The budget should not be used as a method of control of your spouse or significant other, it’s purpose is to control your money. While the first few budget sessions can be confrontational and difficult at first I think you’ll find that you have entered a new arena in your relationship that you can talk about things calmly and then actually start looking toward the future. I know for my wife and I this was huge, our previous 9 years of marriage we really never talked about money unless we got an overdraft or a late bill and then it wasn’t exactly a “constructive conversation.” Okay enough armchair psychology on to the meat.
What types of Categories for the Budget?
The first steps in figuring out the different categories to track is to look at where you’ve been. This is time to bust out your past bank statements or export your last 90 days from your banks website. I’ve tackled this in the past by exporting my last 90 days as a comma delimited file or .CSV and opened it up in Microsoft Excel. I went through line by line and tried to look at common items and from there I broke out our categories. There really is no wrong answer, once again this is “personal” finance so what works for you is the right answer. I would be careful of having too many categories otherwise your job is going to get much harder tracking and allocating funds. You can see the categories we use below for some inspiration. By no means are they perfect but we have adapted to them well.
- Charitable Donations
- Emergency Fund
- College Fund
- Groceries (includes grocery store items like cleaners, toiletries, etc)
- Dining Out
- 1st Mortgage
- 2nd Mortgage
- (our 1st covers taxes and homeowners insurance so seperate category not needed)
- Natural Gas
- Cell Phone
- Car Payment (#1)
- Car Payment (#2)
- License and Taxes
- Commission – Kids (allowance)
- Spending Money
- Baby Sitter
- Gifts – Christmas
- Hair Care
- Life Insurance
- Office Supplies
- Organization Dues
- School Supplies
- Line of Credit
Allocate Income to the Categories
Okay so you’ve gone through and you’ve narrowed down your categories all that remains is assignment of your income to your individual categories. I recommend going down the list with your more important categories and work through until your income versus expenses is equal to zero, aha the zero based budget. Recommendations for each category, I don’t think it’s appropriate to recommend your specific dollar amounts but if your housing is above 33% of your monthly income it might be time to explore some other housing options, that’s a huge burden for your budget.
A Word about Envelope Budgeting
You may have heard mention of envelope budgeting systems in which you simply take some of your categories and convert those to cash that you fill in the envelopes. When you buy something out of that category you pay for it from that envelope. When that envelope is empty you don’t buy anything from that category until it’s refilled. It’s extremely simple but also a powerful way to manage your money. If you are paying cash for things you’ll find that you spend considerably less than your debit card or credit card. We have fully adopted the envelope model and it works well for us allowing my wife to spend on things without worrying about taking away from our other budget items. We use envelopes for: Groceries, Dining Out, Gas, Gifts, Clothing, Spending Money and Entertainment. It’s something you might want to consider as part of your budgeting system.

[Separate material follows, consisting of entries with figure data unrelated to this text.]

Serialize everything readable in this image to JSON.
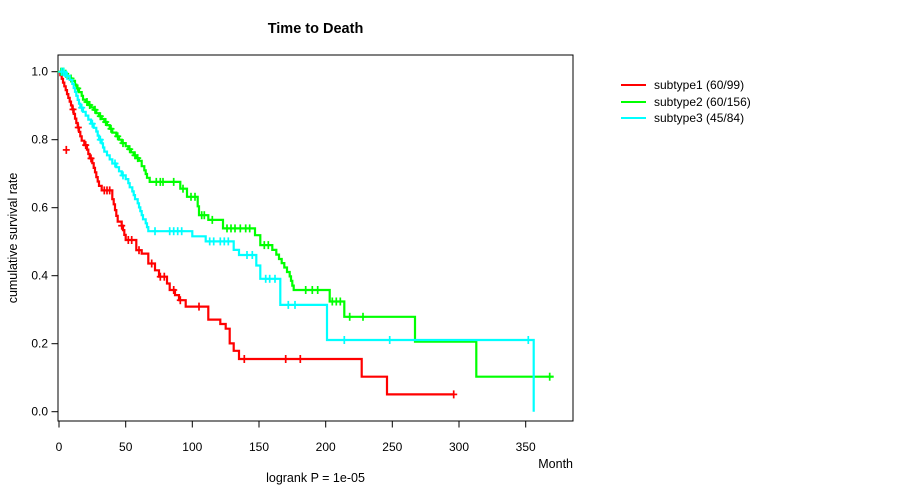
{
  "chart_data": {
    "type": "line",
    "subtype": "kaplan-meier-survival",
    "title": "Time to Death",
    "xlabel": "Month",
    "ylabel": "cumulative survival rate",
    "annotation": "logrank P = 1e-05",
    "x_ticks": [
      0,
      50,
      100,
      150,
      200,
      250,
      300,
      350
    ],
    "y_ticks": [
      0.0,
      0.2,
      0.4,
      0.6,
      0.8,
      1.0
    ],
    "xlim": [
      0,
      385
    ],
    "ylim": [
      0,
      1.05
    ],
    "grid": false,
    "legend_position": "right-outside",
    "series": [
      {
        "name": "subtype1 (60/99)",
        "color": "#FF0000",
        "events": 60,
        "n": 99,
        "steps": [
          [
            0,
            1.0
          ],
          [
            1,
            0.99
          ],
          [
            2,
            0.979
          ],
          [
            3,
            0.968
          ],
          [
            4,
            0.957
          ],
          [
            5,
            0.946
          ],
          [
            6,
            0.934
          ],
          [
            7,
            0.923
          ],
          [
            8,
            0.912
          ],
          [
            9,
            0.901
          ],
          [
            10,
            0.889
          ],
          [
            11,
            0.876
          ],
          [
            12,
            0.862
          ],
          [
            13,
            0.849
          ],
          [
            14,
            0.836
          ],
          [
            15,
            0.823
          ],
          [
            16,
            0.81
          ],
          [
            17,
            0.797
          ],
          [
            19,
            0.784
          ],
          [
            21,
            0.771
          ],
          [
            22,
            0.758
          ],
          [
            23,
            0.745
          ],
          [
            25,
            0.731
          ],
          [
            26,
            0.717
          ],
          [
            27,
            0.704
          ],
          [
            28,
            0.69
          ],
          [
            29,
            0.677
          ],
          [
            30,
            0.664
          ],
          [
            32,
            0.651
          ],
          [
            40,
            0.625
          ],
          [
            41,
            0.61
          ],
          [
            42,
            0.593
          ],
          [
            43,
            0.576
          ],
          [
            44,
            0.559
          ],
          [
            47,
            0.547
          ],
          [
            48,
            0.534
          ],
          [
            49,
            0.52
          ],
          [
            50,
            0.505
          ],
          [
            58,
            0.475
          ],
          [
            62,
            0.465
          ],
          [
            67,
            0.436
          ],
          [
            72,
            0.416
          ],
          [
            75,
            0.397
          ],
          [
            81,
            0.377
          ],
          [
            83,
            0.358
          ],
          [
            87,
            0.343
          ],
          [
            90,
            0.328
          ],
          [
            95,
            0.309
          ],
          [
            112,
            0.271
          ],
          [
            121,
            0.258
          ],
          [
            125,
            0.244
          ],
          [
            128,
            0.201
          ],
          [
            131,
            0.179
          ],
          [
            135,
            0.155
          ],
          [
            227,
            0.103
          ],
          [
            246,
            0.051
          ]
        ],
        "end": 296,
        "censors": [
          [
            5.5,
            0.77
          ],
          [
            10.5,
            0.889
          ],
          [
            14.5,
            0.836
          ],
          [
            20,
            0.784
          ],
          [
            24,
            0.745
          ],
          [
            34,
            0.651
          ],
          [
            36,
            0.651
          ],
          [
            38,
            0.651
          ],
          [
            47,
            0.547
          ],
          [
            52,
            0.505
          ],
          [
            54.5,
            0.505
          ],
          [
            60,
            0.475
          ],
          [
            69.5,
            0.436
          ],
          [
            76,
            0.397
          ],
          [
            79,
            0.397
          ],
          [
            86,
            0.358
          ],
          [
            91,
            0.328
          ],
          [
            105,
            0.309
          ],
          [
            139,
            0.155
          ],
          [
            170,
            0.155
          ],
          [
            181,
            0.155
          ],
          [
            296,
            0.051
          ]
        ]
      },
      {
        "name": "subtype2 (60/156)",
        "color": "#00FF00",
        "events": 60,
        "n": 156,
        "steps": [
          [
            0,
            1.0
          ],
          [
            4,
            0.994
          ],
          [
            6,
            0.987
          ],
          [
            8,
            0.98
          ],
          [
            10,
            0.973
          ],
          [
            12,
            0.962
          ],
          [
            13,
            0.951
          ],
          [
            15,
            0.94
          ],
          [
            17,
            0.929
          ],
          [
            18,
            0.918
          ],
          [
            20,
            0.911
          ],
          [
            22,
            0.902
          ],
          [
            24,
            0.895
          ],
          [
            26,
            0.888
          ],
          [
            28,
            0.878
          ],
          [
            30,
            0.869
          ],
          [
            32,
            0.861
          ],
          [
            34,
            0.852
          ],
          [
            36,
            0.843
          ],
          [
            38,
            0.832
          ],
          [
            40,
            0.821
          ],
          [
            43,
            0.81
          ],
          [
            45,
            0.8
          ],
          [
            47,
            0.79
          ],
          [
            50,
            0.781
          ],
          [
            52,
            0.772
          ],
          [
            54,
            0.763
          ],
          [
            56,
            0.754
          ],
          [
            58,
            0.746
          ],
          [
            60,
            0.738
          ],
          [
            62,
            0.722
          ],
          [
            64,
            0.71
          ],
          [
            65,
            0.699
          ],
          [
            66,
            0.688
          ],
          [
            68,
            0.676
          ],
          [
            91,
            0.656
          ],
          [
            96,
            0.632
          ],
          [
            104,
            0.604
          ],
          [
            105,
            0.578
          ],
          [
            112,
            0.564
          ],
          [
            123,
            0.539
          ],
          [
            147,
            0.519
          ],
          [
            151,
            0.49
          ],
          [
            160,
            0.476
          ],
          [
            163,
            0.462
          ],
          [
            165,
            0.449
          ],
          [
            167,
            0.437
          ],
          [
            169,
            0.424
          ],
          [
            171,
            0.411
          ],
          [
            173,
            0.398
          ],
          [
            174,
            0.385
          ],
          [
            175,
            0.371
          ],
          [
            176,
            0.358
          ],
          [
            203,
            0.324
          ],
          [
            214,
            0.279
          ],
          [
            267,
            0.206
          ],
          [
            313,
            0.103
          ]
        ],
        "end": 371,
        "censors": [
          [
            1.5,
            1.0
          ],
          [
            2.5,
            1.0
          ],
          [
            3.5,
            1.0
          ],
          [
            5,
            0.994
          ],
          [
            9,
            0.98
          ],
          [
            14,
            0.951
          ],
          [
            21,
            0.911
          ],
          [
            23,
            0.902
          ],
          [
            27,
            0.888
          ],
          [
            31,
            0.869
          ],
          [
            35,
            0.852
          ],
          [
            39,
            0.832
          ],
          [
            44,
            0.81
          ],
          [
            48,
            0.79
          ],
          [
            53,
            0.772
          ],
          [
            57,
            0.754
          ],
          [
            59,
            0.746
          ],
          [
            73,
            0.676
          ],
          [
            76,
            0.676
          ],
          [
            78,
            0.676
          ],
          [
            86,
            0.676
          ],
          [
            93,
            0.656
          ],
          [
            99,
            0.632
          ],
          [
            102,
            0.632
          ],
          [
            107,
            0.578
          ],
          [
            109,
            0.578
          ],
          [
            115,
            0.564
          ],
          [
            126,
            0.539
          ],
          [
            129,
            0.539
          ],
          [
            132,
            0.539
          ],
          [
            136,
            0.539
          ],
          [
            140,
            0.539
          ],
          [
            143,
            0.539
          ],
          [
            154,
            0.49
          ],
          [
            157,
            0.49
          ],
          [
            185,
            0.358
          ],
          [
            190,
            0.358
          ],
          [
            194,
            0.358
          ],
          [
            205,
            0.324
          ],
          [
            208,
            0.324
          ],
          [
            211,
            0.324
          ],
          [
            218,
            0.279
          ],
          [
            228,
            0.279
          ],
          [
            368,
            0.103
          ]
        ]
      },
      {
        "name": "subtype3 (45/84)",
        "color": "#00FFFF",
        "events": 45,
        "n": 84,
        "steps": [
          [
            0,
            1.0
          ],
          [
            5,
            0.988
          ],
          [
            8,
            0.976
          ],
          [
            10,
            0.964
          ],
          [
            11,
            0.952
          ],
          [
            12,
            0.941
          ],
          [
            13,
            0.929
          ],
          [
            14,
            0.917
          ],
          [
            15,
            0.906
          ],
          [
            16,
            0.894
          ],
          [
            18,
            0.882
          ],
          [
            20,
            0.871
          ],
          [
            22,
            0.859
          ],
          [
            24,
            0.847
          ],
          [
            26,
            0.835
          ],
          [
            28,
            0.824
          ],
          [
            29,
            0.812
          ],
          [
            30,
            0.8
          ],
          [
            32,
            0.789
          ],
          [
            33,
            0.777
          ],
          [
            34,
            0.765
          ],
          [
            36,
            0.754
          ],
          [
            38,
            0.742
          ],
          [
            40,
            0.73
          ],
          [
            43,
            0.719
          ],
          [
            45,
            0.707
          ],
          [
            47,
            0.695
          ],
          [
            50,
            0.684
          ],
          [
            52,
            0.672
          ],
          [
            53,
            0.66
          ],
          [
            55,
            0.648
          ],
          [
            56,
            0.637
          ],
          [
            57,
            0.625
          ],
          [
            59,
            0.613
          ],
          [
            60,
            0.601
          ],
          [
            61,
            0.59
          ],
          [
            62,
            0.578
          ],
          [
            63,
            0.566
          ],
          [
            65,
            0.554
          ],
          [
            66,
            0.543
          ],
          [
            67,
            0.531
          ],
          [
            100,
            0.516
          ],
          [
            110,
            0.501
          ],
          [
            131,
            0.476
          ],
          [
            135,
            0.461
          ],
          [
            148,
            0.43
          ],
          [
            151,
            0.391
          ],
          [
            166,
            0.314
          ],
          [
            201,
            0.211
          ],
          [
            356,
            0.0
          ]
        ],
        "end": 356,
        "censors": [
          [
            2,
            1.0
          ],
          [
            3.5,
            1.0
          ],
          [
            6,
            0.988
          ],
          [
            17,
            0.894
          ],
          [
            25,
            0.847
          ],
          [
            31,
            0.8
          ],
          [
            42,
            0.73
          ],
          [
            48,
            0.695
          ],
          [
            72,
            0.531
          ],
          [
            83,
            0.531
          ],
          [
            86,
            0.531
          ],
          [
            89,
            0.531
          ],
          [
            92,
            0.531
          ],
          [
            113,
            0.501
          ],
          [
            116,
            0.501
          ],
          [
            121,
            0.501
          ],
          [
            124,
            0.501
          ],
          [
            127,
            0.501
          ],
          [
            141,
            0.461
          ],
          [
            145,
            0.461
          ],
          [
            155,
            0.391
          ],
          [
            158,
            0.391
          ],
          [
            162,
            0.391
          ],
          [
            172,
            0.314
          ],
          [
            177,
            0.314
          ],
          [
            214,
            0.211
          ],
          [
            248,
            0.211
          ],
          [
            352,
            0.211
          ]
        ]
      }
    ]
  }
}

In part 1 we talked about some paper forms but I highly recommend a more dynamic system and a good starting point would be a spreadsheet. You can create your own or you can go to http://www.vertex42.com for a great set of free spreadsheets. While you are there I highly recommend the debt reduction and the savings calculators. These are some great ways to keep motivated and try out investment and debt reduction strategies. You can use Microsoft Excel or Google Spreadsheets to track your budget. These are good for initial workups but for ongoing maintenance, expense tracking and ease of use some dedicated software or online services will serve you well.